Of the 100 patients who completed the study, significantly more patients on tocilizumab than placebo were able to wean to prednisone 5mg daily or less (or a drop of 10mg daily) at 24 weeks whilst maintaining disease control (67% vs 31%). Tocilizumab was also favored for many secondary endpoints, but the mean prednisone dose after 24 weeks of active therapy was only 2.3mg daily lower, and over half of all patients were still on prednisone at the end of 24 weeks. Other substudies, also to be presented ACR 2022, have looked at monocyte and granulocyte populations, and the lesser role of CRP in contributing to PMR-AS. Even if this does not represent the final study to solely inform registration, it does appear to be a substantive step in the right direction in a grossly underserved disease.

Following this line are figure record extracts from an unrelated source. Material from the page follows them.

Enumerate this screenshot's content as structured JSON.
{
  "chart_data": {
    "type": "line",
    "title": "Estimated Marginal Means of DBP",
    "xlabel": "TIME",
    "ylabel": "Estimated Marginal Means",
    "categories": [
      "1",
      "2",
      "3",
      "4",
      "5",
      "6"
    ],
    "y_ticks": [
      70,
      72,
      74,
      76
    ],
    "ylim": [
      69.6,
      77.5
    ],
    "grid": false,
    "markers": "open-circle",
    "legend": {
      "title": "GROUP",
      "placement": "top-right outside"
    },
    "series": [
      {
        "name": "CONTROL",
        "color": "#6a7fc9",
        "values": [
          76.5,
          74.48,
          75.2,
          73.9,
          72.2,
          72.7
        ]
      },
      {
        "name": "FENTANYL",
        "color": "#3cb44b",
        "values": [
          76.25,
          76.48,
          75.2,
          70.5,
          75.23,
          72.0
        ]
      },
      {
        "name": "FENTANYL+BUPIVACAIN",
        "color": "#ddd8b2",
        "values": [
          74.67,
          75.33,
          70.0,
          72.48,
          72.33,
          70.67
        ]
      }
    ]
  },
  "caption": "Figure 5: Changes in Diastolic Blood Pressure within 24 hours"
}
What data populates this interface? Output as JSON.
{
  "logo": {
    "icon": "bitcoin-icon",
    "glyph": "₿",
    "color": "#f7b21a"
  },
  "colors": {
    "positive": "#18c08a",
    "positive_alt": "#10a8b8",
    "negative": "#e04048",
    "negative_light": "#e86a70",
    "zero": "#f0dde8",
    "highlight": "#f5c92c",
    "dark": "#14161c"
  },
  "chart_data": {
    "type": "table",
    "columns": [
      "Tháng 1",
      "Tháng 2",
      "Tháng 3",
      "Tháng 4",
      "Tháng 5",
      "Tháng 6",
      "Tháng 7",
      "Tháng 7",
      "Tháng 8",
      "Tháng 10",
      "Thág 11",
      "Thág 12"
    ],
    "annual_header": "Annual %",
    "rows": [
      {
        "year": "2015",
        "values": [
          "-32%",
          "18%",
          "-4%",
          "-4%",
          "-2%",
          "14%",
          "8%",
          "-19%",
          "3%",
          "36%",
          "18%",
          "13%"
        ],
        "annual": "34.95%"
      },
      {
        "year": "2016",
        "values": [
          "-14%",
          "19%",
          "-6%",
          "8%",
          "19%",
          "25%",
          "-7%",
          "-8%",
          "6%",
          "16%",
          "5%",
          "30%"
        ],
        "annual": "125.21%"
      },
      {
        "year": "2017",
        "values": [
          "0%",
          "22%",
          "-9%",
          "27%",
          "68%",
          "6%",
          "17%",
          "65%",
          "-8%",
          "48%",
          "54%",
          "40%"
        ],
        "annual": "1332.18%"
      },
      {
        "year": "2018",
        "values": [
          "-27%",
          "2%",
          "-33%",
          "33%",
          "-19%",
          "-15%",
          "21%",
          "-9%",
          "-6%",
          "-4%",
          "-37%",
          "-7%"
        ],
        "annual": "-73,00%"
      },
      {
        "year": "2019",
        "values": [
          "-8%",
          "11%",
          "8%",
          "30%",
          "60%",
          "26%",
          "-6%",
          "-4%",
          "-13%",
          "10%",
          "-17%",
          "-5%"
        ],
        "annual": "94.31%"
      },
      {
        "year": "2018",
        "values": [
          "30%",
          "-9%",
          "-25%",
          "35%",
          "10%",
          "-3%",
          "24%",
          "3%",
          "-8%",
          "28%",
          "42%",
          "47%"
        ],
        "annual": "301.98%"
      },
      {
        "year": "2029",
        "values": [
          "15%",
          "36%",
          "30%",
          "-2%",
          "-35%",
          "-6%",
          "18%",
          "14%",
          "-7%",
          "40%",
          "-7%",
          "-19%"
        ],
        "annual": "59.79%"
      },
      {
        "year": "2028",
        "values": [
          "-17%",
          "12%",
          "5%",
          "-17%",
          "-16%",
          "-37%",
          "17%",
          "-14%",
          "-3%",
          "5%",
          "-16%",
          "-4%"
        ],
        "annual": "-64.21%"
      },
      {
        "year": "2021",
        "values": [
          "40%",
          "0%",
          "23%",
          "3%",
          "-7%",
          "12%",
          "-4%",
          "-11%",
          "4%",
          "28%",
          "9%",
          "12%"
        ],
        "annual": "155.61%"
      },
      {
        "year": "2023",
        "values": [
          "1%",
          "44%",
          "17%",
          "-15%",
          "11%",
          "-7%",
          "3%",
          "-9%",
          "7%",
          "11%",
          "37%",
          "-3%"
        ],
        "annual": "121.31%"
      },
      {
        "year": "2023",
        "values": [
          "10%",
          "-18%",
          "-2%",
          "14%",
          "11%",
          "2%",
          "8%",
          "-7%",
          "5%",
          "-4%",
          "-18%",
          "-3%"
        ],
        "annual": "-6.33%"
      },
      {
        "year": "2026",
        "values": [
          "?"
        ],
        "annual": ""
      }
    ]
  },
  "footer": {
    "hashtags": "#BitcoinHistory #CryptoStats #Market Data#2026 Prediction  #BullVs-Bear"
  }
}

The SAPHYR study (abstract 1676), first presented in the late-breaking plenary at EULAR 2022 but provided in greater detail at this meeting, tested sarilumab against placebo, but with the sarilumab arm tested with a quicker, protocolized steroid taper: 14 weeks, rather than the 52 week taper in placebo. Despite this, it substantially and statistically significantly outperformed placebo on multiple relevant endpoints, including CRP-independent ones, and further abstracts at this meeting capture patterns in both persistent patient symptoms, and patient reported outcomes.

While both studies have some limitations. SAPHYR’s recruitment was stymied by COVID, and SEMAPHORE has had to navigate questions about disease classification and endpoints in a disease where trial precedent is not as established as rheumatoid arthritis or psoriatic arthritis. Nevertheless, both are importantly being regarded as breakthrough studies, and may herald a new pipeline of clinical investigation of therapeutics in PMR.

Inevitably within rheumatology, a search for therapies often turns to JAK inhibitors, and the EAST PMR study (abstract 1107), which will be presented in an oral abstract session on Sunday, looked at 52 patients randomised either to a normal prednisone wean or tofacitinib monotherapy without glucocorticoids. The top-line readout suggests that tofacitinib could adequately replace glucocorticoids in the first 24 weeks of therapy, and that patients at baseline demonstrated an immunological profile with multiple characteristics amenable to JAK inhibitor therapy. While the details in Sunday’s abstract session will be closely scrutinized, this promise hints at further work likely to come.

It is fitting that a scientific session on Monday morning (14M109, Room 201 at 9am) will also address some dilemmas in PMR, with talks on the role of imaging in PMR, as well the balance in adding immunosuppressive therapies to glucocorticoids in PMR patients. For a disease long neglected therapeutically, hope is taking a few further steps along the pathway of promise, towards real world delivery.